Tuesday, May 3, 2016

WHITE MALES TOP OF THE WORK PILE AS BUSINESS PAYS LIP SERVICE TO CHANGE


This article first appeared in the Business Times section of The Sunday Times on 1 May 2016. 

‘THE South African labour market continues to be racialised and gendered, it remains hierarchical with blacks concentrated at the lower levels and the white group occupying decision-making positions.”

This was the conclusion of the Commission for Employment Equity’s 16th annual report on the state of transformation in the workforce.

It’s no surprise the statistics have once again revealed a lethargic pace of racial and gender transformation in the private sector, especially in top and senior management.

The ratio of whites in top management relative to blacks remains extremely high relative to their share of the economically active population — which is a measure of people between the ages 15 and 64, who are either employed or unemployed and who are seeking employment.

Whites represent only 9.9% of the total EAP of South Africa yet they constitute almost 70% of top management.

Africans were the biggest beneficiaries of the decrease in white top management, rising from 13.6% representation in 2014 to a paltry 14.3%.

It is worth noting that they form over 77% of the total EAP.

Further analysis shows that in the public sector, over 73% of top management are African, while the largely white-controlled private sector has only 10.8% of Africans in top management.

Chalk and cheese!

So the question arises: why has the pace of transformation been so slow in the private sector and what should be done to ensure its acceleration?

Ntsoaki Mamashela, director of employment equity at the Department of Labour, puts it down to excuses of “shortage of skills” and lack of “commitment to transformation”.

She points out that the Skills Development Act was promulgated in 1998 and for 18 years companies have had clear guidelines on developing the skills of their workforce.

If you are depressed by the poor ratio of Africans in top private sector management positions, you will be horrified by the report’s observations on skills development.

At top management level, the report says, the white group benefited the most from skills development opportunities.

“What the designated employers are reporting is that preferential treatment is given to the white group at the expense of the designated groups in terms of skills development,” it says.

So South African companies are training a higher proportion of their white employees over their black employees, yet they argue that a shortage of skills is the reason they don’t have black top managers.

I often hear business leaders and government officials say “transformation is a business imperative”.

The Commission for Employment Equity also says “transformation does make business sense. No business will survive in the long run unless it reinvents itself and constantly adapts to the ever-changing demands of an increasingly competitive global environment in which it operates.”

In this context, the term “transformation ” carries two connotations.

One refers to transforming the racial, gender and broader demographic profile of employees, suppliers and owners of a company.

The other is more of a global and universal connotation. This refers to transformation of a business model, culture or even the product or service offering of a company in order to remain competitive in a rapidly changing world. Think Über — a service that used mobile technology to transform the taxi industry.

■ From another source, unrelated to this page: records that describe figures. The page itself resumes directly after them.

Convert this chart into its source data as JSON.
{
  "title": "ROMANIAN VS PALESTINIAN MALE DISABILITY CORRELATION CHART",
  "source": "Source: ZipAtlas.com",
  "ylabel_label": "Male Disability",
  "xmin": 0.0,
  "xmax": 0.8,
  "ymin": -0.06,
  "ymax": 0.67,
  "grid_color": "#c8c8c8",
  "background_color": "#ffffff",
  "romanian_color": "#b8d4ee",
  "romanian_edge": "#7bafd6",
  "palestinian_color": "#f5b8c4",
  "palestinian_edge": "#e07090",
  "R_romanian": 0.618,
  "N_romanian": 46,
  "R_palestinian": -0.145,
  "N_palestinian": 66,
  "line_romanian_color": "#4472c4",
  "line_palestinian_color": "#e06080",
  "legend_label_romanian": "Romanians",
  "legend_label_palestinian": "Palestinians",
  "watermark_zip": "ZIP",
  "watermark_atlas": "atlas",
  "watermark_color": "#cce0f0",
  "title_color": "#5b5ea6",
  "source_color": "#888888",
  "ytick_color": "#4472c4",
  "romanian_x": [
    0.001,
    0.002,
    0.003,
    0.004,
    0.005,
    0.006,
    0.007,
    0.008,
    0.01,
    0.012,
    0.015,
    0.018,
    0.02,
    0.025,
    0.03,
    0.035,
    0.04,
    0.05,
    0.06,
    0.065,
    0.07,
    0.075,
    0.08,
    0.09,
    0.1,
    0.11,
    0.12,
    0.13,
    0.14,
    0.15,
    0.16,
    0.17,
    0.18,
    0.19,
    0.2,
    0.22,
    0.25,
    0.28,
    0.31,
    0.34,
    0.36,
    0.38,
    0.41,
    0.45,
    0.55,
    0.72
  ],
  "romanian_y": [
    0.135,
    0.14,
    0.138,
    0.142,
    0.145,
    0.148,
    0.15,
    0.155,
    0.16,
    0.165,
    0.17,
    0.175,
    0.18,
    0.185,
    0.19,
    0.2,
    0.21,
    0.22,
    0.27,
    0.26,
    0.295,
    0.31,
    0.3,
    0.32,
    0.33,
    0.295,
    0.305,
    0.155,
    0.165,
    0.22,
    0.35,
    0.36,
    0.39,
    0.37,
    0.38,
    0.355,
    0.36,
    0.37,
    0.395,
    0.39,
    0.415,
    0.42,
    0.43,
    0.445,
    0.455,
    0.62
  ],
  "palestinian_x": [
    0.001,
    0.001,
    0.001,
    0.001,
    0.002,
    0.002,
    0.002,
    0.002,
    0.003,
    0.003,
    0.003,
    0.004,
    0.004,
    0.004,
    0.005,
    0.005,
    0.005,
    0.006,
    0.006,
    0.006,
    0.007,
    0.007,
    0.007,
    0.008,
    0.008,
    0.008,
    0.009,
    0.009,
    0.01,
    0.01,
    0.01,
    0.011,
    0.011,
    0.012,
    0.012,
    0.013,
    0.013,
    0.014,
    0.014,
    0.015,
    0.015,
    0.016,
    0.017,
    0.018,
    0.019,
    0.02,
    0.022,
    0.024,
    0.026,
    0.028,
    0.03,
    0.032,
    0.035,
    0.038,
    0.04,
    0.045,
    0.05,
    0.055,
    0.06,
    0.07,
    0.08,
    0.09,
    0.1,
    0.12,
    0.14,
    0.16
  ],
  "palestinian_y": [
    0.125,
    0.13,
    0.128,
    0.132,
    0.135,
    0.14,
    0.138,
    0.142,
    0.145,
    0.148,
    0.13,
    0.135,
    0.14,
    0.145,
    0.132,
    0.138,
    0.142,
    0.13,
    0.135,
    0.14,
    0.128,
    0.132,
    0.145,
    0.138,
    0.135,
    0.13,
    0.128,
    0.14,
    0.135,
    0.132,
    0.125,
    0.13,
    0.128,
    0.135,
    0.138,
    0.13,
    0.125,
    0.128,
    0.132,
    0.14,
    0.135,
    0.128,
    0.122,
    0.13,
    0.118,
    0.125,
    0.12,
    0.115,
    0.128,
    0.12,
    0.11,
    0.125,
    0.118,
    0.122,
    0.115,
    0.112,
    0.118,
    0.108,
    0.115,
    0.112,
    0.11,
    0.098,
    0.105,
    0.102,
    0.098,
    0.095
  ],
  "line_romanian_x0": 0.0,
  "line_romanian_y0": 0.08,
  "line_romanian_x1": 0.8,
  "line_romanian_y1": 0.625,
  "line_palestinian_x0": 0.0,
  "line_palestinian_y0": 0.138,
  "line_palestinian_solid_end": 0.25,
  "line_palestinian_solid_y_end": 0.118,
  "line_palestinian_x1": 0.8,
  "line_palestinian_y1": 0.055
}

Those who want to argue that transformation, in the South African context, makes business sense conveniently confuse the two connotations.

If that were true, how do we explain the lily-white top management teams that have led South African business since 1948 to date?

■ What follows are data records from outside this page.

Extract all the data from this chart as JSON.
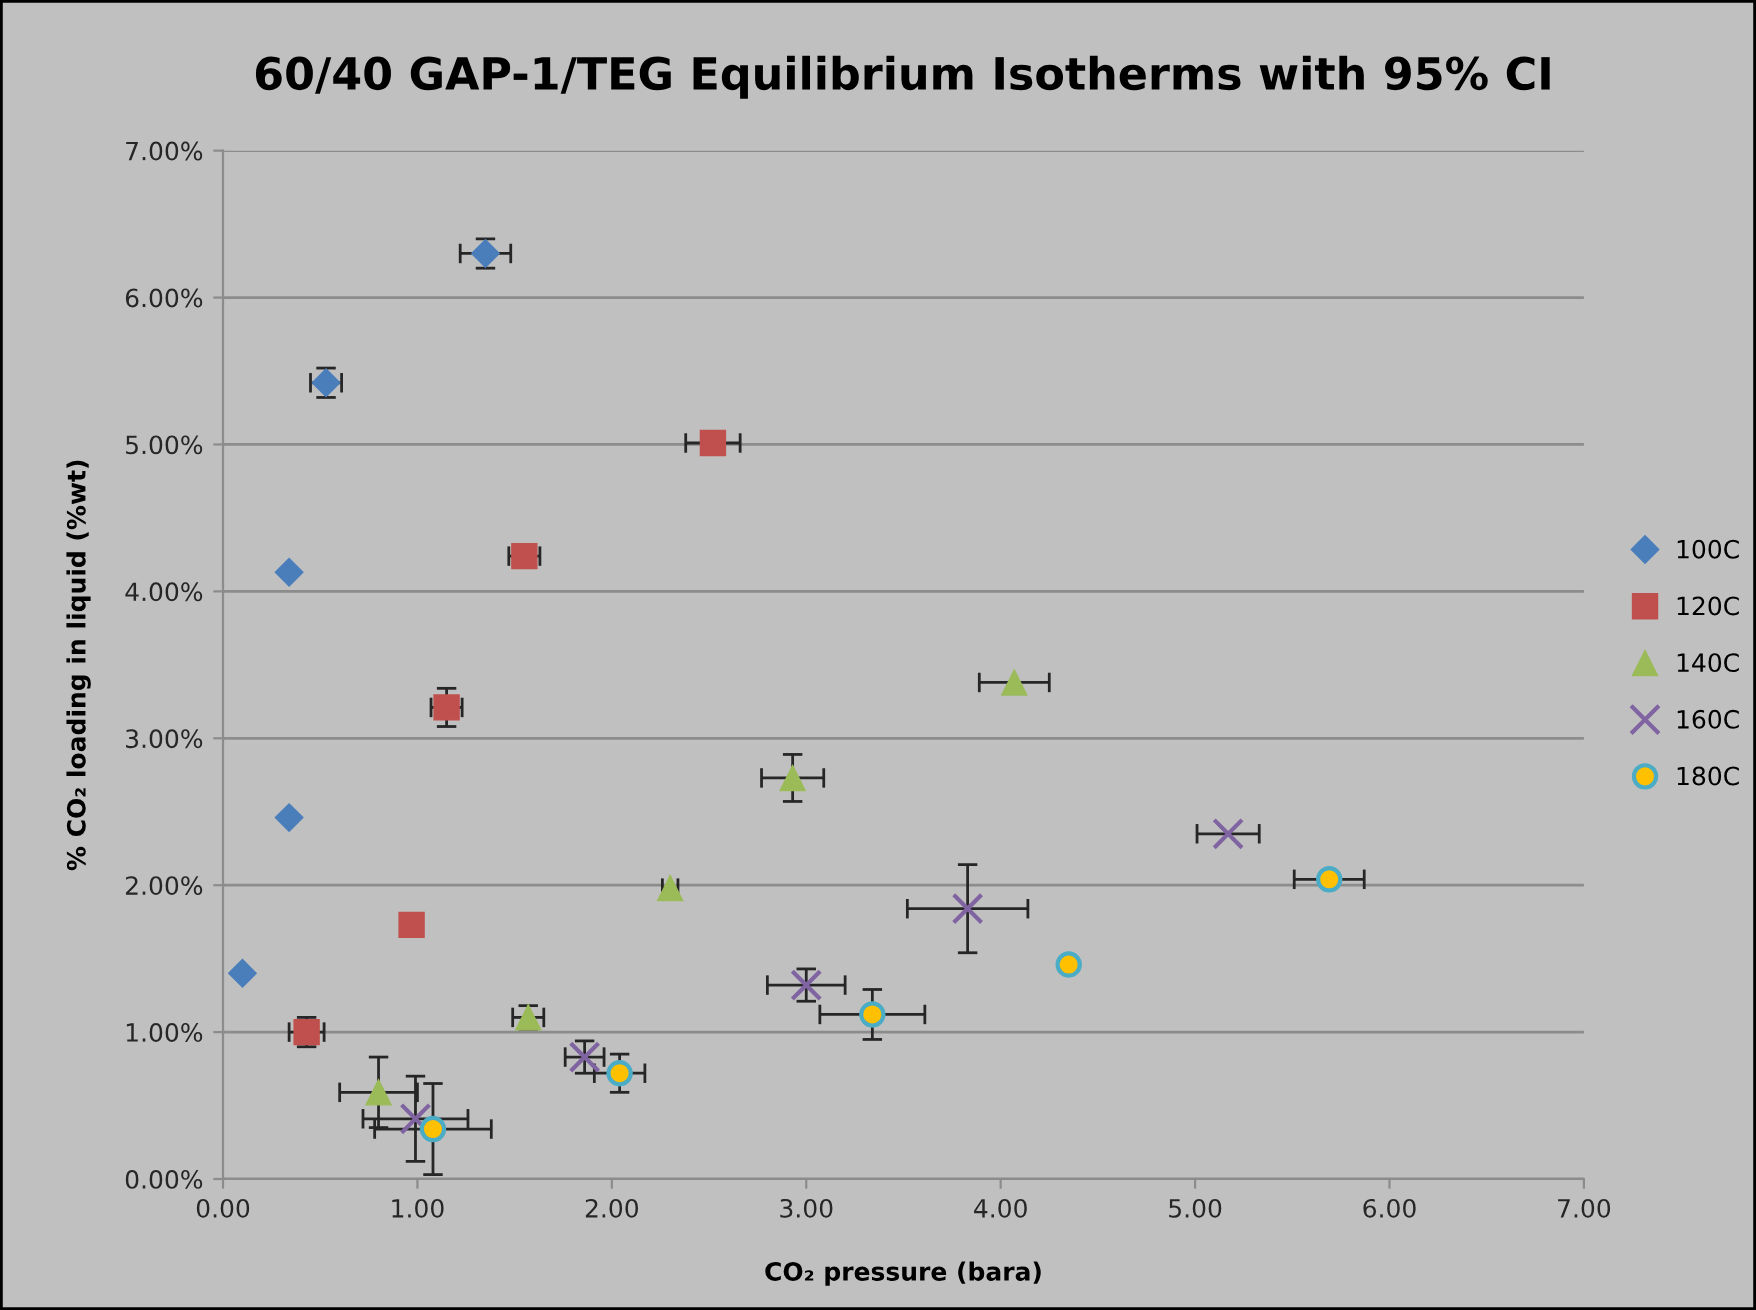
{
  "chart_data": {
    "type": "scatter",
    "title": "60/40 GAP-1/TEG Equilibrium Isotherms with 95% CI",
    "xlabel": "CO₂ pressure (bara)",
    "ylabel": "% CO₂ loading in liquid (%wt)",
    "xlim": [
      0,
      7
    ],
    "xticks": [
      {
        "value": 0,
        "label": "0.00"
      },
      {
        "value": 1,
        "label": "1.00"
      },
      {
        "value": 2,
        "label": "2.00"
      },
      {
        "value": 3,
        "label": "3.00"
      },
      {
        "value": 4,
        "label": "4.00"
      },
      {
        "value": 5,
        "label": "5.00"
      },
      {
        "value": 6,
        "label": "6.00"
      },
      {
        "value": 7,
        "label": "7.00"
      }
    ],
    "ylim": [
      0,
      7
    ],
    "yticks": [
      {
        "value": 0,
        "label": "0.00%"
      },
      {
        "value": 1,
        "label": "1.00%"
      },
      {
        "value": 2,
        "label": "2.00%"
      },
      {
        "value": 3,
        "label": "3.00%"
      },
      {
        "value": 4,
        "label": "4.00%"
      },
      {
        "value": 5,
        "label": "5.00%"
      },
      {
        "value": 6,
        "label": "6.00%"
      },
      {
        "value": 7,
        "label": "7.00%"
      }
    ],
    "grid": "y",
    "legend": "right",
    "series": [
      {
        "name": "100C",
        "color": "#4a7ebb",
        "marker": "diamond",
        "x": [
          0.1,
          0.34,
          0.34,
          0.53,
          1.35
        ],
        "values": [
          1.4,
          2.46,
          4.13,
          5.42,
          6.3
        ],
        "errors": [
          null,
          null,
          null,
          0.1,
          0.1
        ],
        "xerrors": [
          null,
          null,
          null,
          0.08,
          0.13
        ]
      },
      {
        "name": "120C",
        "color": "#c0504d",
        "marker": "square",
        "x": [
          0.43,
          0.97,
          1.15,
          1.55,
          2.52
        ],
        "values": [
          1.0,
          1.73,
          3.21,
          4.24,
          5.01
        ],
        "errors": [
          0.1,
          null,
          0.13,
          null,
          null
        ],
        "xerrors": [
          0.09,
          null,
          0.08,
          0.08,
          0.14
        ]
      },
      {
        "name": "140C",
        "color": "#9bbb59",
        "marker": "triangle",
        "x": [
          0.8,
          1.57,
          2.3,
          2.93,
          4.07
        ],
        "values": [
          0.59,
          1.1,
          1.98,
          2.73,
          3.38
        ],
        "errors": [
          0.24,
          0.08,
          null,
          0.16,
          null
        ],
        "xerrors": [
          0.2,
          0.08,
          0.04,
          0.16,
          0.18
        ]
      },
      {
        "name": "160C",
        "color": "#8064a2",
        "marker": "cross",
        "x": [
          0.99,
          1.86,
          3.0,
          3.83,
          5.17
        ],
        "values": [
          0.41,
          0.83,
          1.32,
          1.84,
          2.35
        ],
        "errors": [
          0.29,
          0.11,
          0.11,
          0.3,
          null
        ],
        "xerrors": [
          0.27,
          0.1,
          0.2,
          0.31,
          0.16
        ]
      },
      {
        "name": "180C",
        "color": "#ffc000",
        "marker": "circle",
        "x": [
          1.08,
          2.04,
          3.34,
          4.35,
          5.69
        ],
        "values": [
          0.34,
          0.72,
          1.12,
          1.46,
          2.04
        ],
        "errors": [
          0.31,
          0.13,
          0.17,
          null,
          null
        ],
        "xerrors": [
          0.3,
          0.13,
          0.27,
          null,
          0.18
        ]
      }
    ]
  }
}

Even if one argues that apartheid protected the status quo until 1994, how then do you explain the past 22 years?

How is it that multibillion-dollar companies have not only flourished but more than doubled their value in the past 20 years, yet their best record, as a collective, over the two decades, shows the 10% white population controls almost 70% of all business decisions?

We all know about the meteoric rise of Capitec.

Fourteen years ago, the bank’s share price was R2.

Today it’s just under R600. I don’t recall the company ever crediting its amazing growth to transformation, notwithstanding the fact that its core customers are Africans.

It’s a farce. For most business leaders, transformation is not a business imperative and frankly, does not always make business sense.

For them, it is a government requirement that is at best an inconvenience and at worst a destroyer of value.

Case in point is the CEOs of mining companies. They argue their companies should only have to do one BEE transaction in their lives.

They say when the BEE shareholders eventually, and rightfully, exit to realise value, the company should be allowed to remain 100% white-owned into perpetuity.

To them it “makes no business sense” to require mining companies to always have meaningful black shareholder participation.

Let’s wake up and smell the coffee. Enough with the carrots — it’s time for the stick.

Take off the kid gloves and deal decisively with these transformation dodgers.

Or history will judge us as a bunch of cowards who dishonoured the blood of those who died for this freedom.